Problems I had with the book: (may just be nitpicking or because of my personal views)

- limited social world building: it was off to an interesting start but I had a lot of questions that weren't answered
There was such a focus on children/ not having children but there was no mention of any kind of contraception or anything similar? I know the setting was based on old Mayan culture but even they had some things.

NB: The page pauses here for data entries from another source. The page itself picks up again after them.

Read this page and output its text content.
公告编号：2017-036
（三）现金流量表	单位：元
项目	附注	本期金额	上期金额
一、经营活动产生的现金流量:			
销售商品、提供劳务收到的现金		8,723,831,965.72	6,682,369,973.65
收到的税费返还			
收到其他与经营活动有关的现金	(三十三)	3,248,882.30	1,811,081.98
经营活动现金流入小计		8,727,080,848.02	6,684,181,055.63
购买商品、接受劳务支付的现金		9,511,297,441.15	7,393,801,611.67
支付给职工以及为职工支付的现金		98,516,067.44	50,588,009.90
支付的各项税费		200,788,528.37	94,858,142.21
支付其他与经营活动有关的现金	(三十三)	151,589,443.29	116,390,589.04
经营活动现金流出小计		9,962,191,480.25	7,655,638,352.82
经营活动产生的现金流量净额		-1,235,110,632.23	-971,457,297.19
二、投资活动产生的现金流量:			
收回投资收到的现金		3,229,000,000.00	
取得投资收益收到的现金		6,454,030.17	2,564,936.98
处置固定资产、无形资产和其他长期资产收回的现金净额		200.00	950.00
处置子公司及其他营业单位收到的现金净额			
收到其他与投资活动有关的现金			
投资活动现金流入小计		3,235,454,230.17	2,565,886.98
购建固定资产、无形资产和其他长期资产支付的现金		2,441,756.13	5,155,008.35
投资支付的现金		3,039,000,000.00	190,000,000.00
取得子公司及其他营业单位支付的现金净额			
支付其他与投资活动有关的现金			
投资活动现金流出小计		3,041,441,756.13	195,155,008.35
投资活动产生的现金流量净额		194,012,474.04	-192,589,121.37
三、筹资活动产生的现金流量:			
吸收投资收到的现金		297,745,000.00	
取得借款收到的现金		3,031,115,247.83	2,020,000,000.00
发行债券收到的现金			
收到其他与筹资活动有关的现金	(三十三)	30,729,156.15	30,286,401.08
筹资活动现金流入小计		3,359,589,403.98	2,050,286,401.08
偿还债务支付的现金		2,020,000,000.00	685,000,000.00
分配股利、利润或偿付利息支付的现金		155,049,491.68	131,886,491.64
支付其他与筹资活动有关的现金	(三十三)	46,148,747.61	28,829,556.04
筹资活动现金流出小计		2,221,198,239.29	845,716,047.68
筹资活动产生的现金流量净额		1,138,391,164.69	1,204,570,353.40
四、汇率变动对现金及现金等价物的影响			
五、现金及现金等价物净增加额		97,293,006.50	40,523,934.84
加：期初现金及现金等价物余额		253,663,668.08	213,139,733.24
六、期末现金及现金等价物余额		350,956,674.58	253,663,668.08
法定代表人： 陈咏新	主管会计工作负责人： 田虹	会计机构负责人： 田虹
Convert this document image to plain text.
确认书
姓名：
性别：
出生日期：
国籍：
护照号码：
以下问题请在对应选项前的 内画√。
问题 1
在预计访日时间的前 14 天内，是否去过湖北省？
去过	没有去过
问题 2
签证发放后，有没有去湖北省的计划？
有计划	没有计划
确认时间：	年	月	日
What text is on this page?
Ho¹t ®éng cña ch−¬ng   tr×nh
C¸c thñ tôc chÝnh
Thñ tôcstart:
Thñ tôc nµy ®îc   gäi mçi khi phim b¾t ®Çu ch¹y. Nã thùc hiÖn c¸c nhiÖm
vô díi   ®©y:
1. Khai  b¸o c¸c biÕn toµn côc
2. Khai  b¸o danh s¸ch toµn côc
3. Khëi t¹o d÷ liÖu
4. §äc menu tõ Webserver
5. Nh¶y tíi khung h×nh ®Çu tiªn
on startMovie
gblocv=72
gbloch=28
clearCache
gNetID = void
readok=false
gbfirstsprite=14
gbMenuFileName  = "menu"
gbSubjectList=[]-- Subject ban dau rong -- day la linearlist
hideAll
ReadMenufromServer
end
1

Why were there no childless marriages? The problem was the actual children not relationships
Is that just a cultural thing? Would it be considered too much temptation or something?
What about gay couples? You would think in a society where children are bad, that would be a win/win situation

-the naga have some potentially weird connotations?(it depends on your interpretation)
The tormented souls of children who have been waiting too long to be born.
What?? Is there supposed to be a natural fix to this? Personally as someone who is pro-choice and never having kids, this makes me kind of uncomfortable.
In this world, is there a specific number of children who are supposed to be born every year, and people who don't have kids are 'denying the natural order'? (in which case - grosss).
Or are the naga's unavoidable? (which is weird but ok)

- his sister promised to have as many kids as she could (Owww?!) ( also even if slowing down the island isn't a problem aren't there still limited resources? like it is an island. idk)

- Avi - the badass magic warrior girl - becomes a farmer's wife?!?
She never even wanted that. In the book it even said that she belonged in the Tree. So why is this a good ending? is it tbc?

- Me being petty but
/In a world where love is bad these cis-het people want to get married and have kids/

I know its more complicated than that, but honestly I'm getting so bored of this 'love is forbidden plots'
I always want them to be an interesting analysis of social structures, but it mostly never is.